Generic small area estimation

Peter Gao and Jon Wakefield


In this vignette, we illustrate the use of the smoothArea and smoothUnit functions for generic small area estimation of outcomes other than under-five mortality rates.

Load packages

First, we load the necessary packages and the necessary data. The required package INLA is not in a standard repository, so we install if it is not available. The survey package will be used to generate direct estimates, while dplyr and tidyr will be used to facilitate data manipulation.

if (!isTRUE(requireNamespace("INLA", quietly = TRUE))) {
  install.packages("INLA", repos=c(getOption("repos"), 
                  INLA=""), dep=TRUE)

Area level models

Income data

First, we compare our results with those obtained using the sae package using examples presented in the sae vignette. Molina and Marhuenda (2015) generate an artificial dataset on income and other related variables to illustrate the use of area level models in the sae package. In their simulated example, the objective is to estimate prevalence of poverty in Spanish counties.

povertyline <- 0.6 * median(incomedata$income)  # 6557.143
incomedata$poor <- as.integer(incomedata$income < povertyline)

The incomedata data frame contains information on 17199 observations of individuals in 52 Spanish provinces.

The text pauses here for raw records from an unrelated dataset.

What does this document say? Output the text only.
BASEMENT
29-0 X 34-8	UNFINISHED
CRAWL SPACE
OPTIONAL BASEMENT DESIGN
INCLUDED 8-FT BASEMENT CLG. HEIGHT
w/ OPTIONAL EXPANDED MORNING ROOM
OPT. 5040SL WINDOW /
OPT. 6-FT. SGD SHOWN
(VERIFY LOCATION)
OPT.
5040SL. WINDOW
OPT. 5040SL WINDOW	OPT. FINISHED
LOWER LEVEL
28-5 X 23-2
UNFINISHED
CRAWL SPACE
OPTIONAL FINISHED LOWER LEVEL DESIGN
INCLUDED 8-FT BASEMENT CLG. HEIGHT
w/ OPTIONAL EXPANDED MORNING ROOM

Income values and sampling weights are provided for each individual along with covariate information including age group and education level. Molina and Marhuenda (2015) define the poverty line z, and calculate an indicator variable with value 1 if the corresponding income value is below the poverty line and 0 otherwise.

Direct estimation with sae

The sae::direct function computes the Horvitz-Thompson estimator of domain means, given by,

\[\widehat{\overline{Y}}_{d}^{\text{DIR}}=\frac{1}{N_d}\sum_{k\in S_d}w_{k}y_{k}\]

where \(N_d\) is the population size of domain \(d\), \(S_d\) is the set of sampled observations in domain \(d\), \(w_{k}\) is the sampling weight for unit \(k\), and \(y_{k}\) is the observation for unit \(k\), for all \(k \in S_d\). The sae::direct function also estimates standard deviation and coefficient of variation for each domain.

Popn <- sizeprov[, c("provlab", "Nd")]
sae.DIR <- sae::direct(y = incomedata$poor, dom = incomedata$provlab,
    sweight = incomedata$weight, domsize = Popn)
knitr::kable(head(sae.DIR), digits = 3)
Domain SampSize Direct SD CV
Alava 96 0.255 0.048 19
Albacete 173 0.141 0.030 22
Alicante 539 0.205 0.022 11
Almeria 198 0.265 0.041 15
Avila 58 0.055 0.026 46
Badajoz 494 0.210 0.023 11

Direct estimation with survey

We can similarly use the survey::svyby function to compute the Horvitz-Thompson estimates:

incomedata$pop <- sum(sizeprov$Nd[match(incomedata$provlab, sizeprov$provlab)])
design <- survey::svydesign(ids = ~1, weights = ~weight, data = incomedata,
    fpc = ~pop)

# estimate area totals
svy.DIR <- survey::svyby(~poor, ~provlab, design, svytotal)

# calculate corresponding area mean estimates
svy.DIR$prov_pop <- sizeprov$Nd[match(svy.DIR$provlab, sizeprov$provlab)]
svy.DIR$poor_mean <- svy.DIR$poor/svy.DIR$prov_pop
svy.DIR$poor_mean_se <- svy.DIR$se/svy.DIR$prov_pop
knitr::kable(head(svy.DIR) %>%
    select(provlab, poor_mean, poor_mean_se), digits = 3)
provlab poor_mean poor_mean_se
Alava Alava 0.255 0.048
Albacete Albacete 0.141 0.030
Alicante Alicante 0.205 0.022
Almeria Almeria 0.265 0.041
Avila Avila 0.055 0.026
Badajoz Badajoz 0.210 0.023

Fay-Herriot model

The Fay-Herriot model is a basic area level model used to obtain small area estimators Fay and Herriot (1979). The Fay-Herriot model is often specified as a two-stage model; the first stage is the sampling model and the second stage is the linking model.

First stage:

Let \(\widehat\theta^{\text{DIR}}_d\) be a direct estimator of \(\theta_d\): \[\widehat\theta^{\text{DIR}}_d=\theta_d+\epsilon_d;\hspace{2em}\epsilon_d\sim_{ind}N(0,V_d),\hspace{2em}d=1,\ldots, D,\]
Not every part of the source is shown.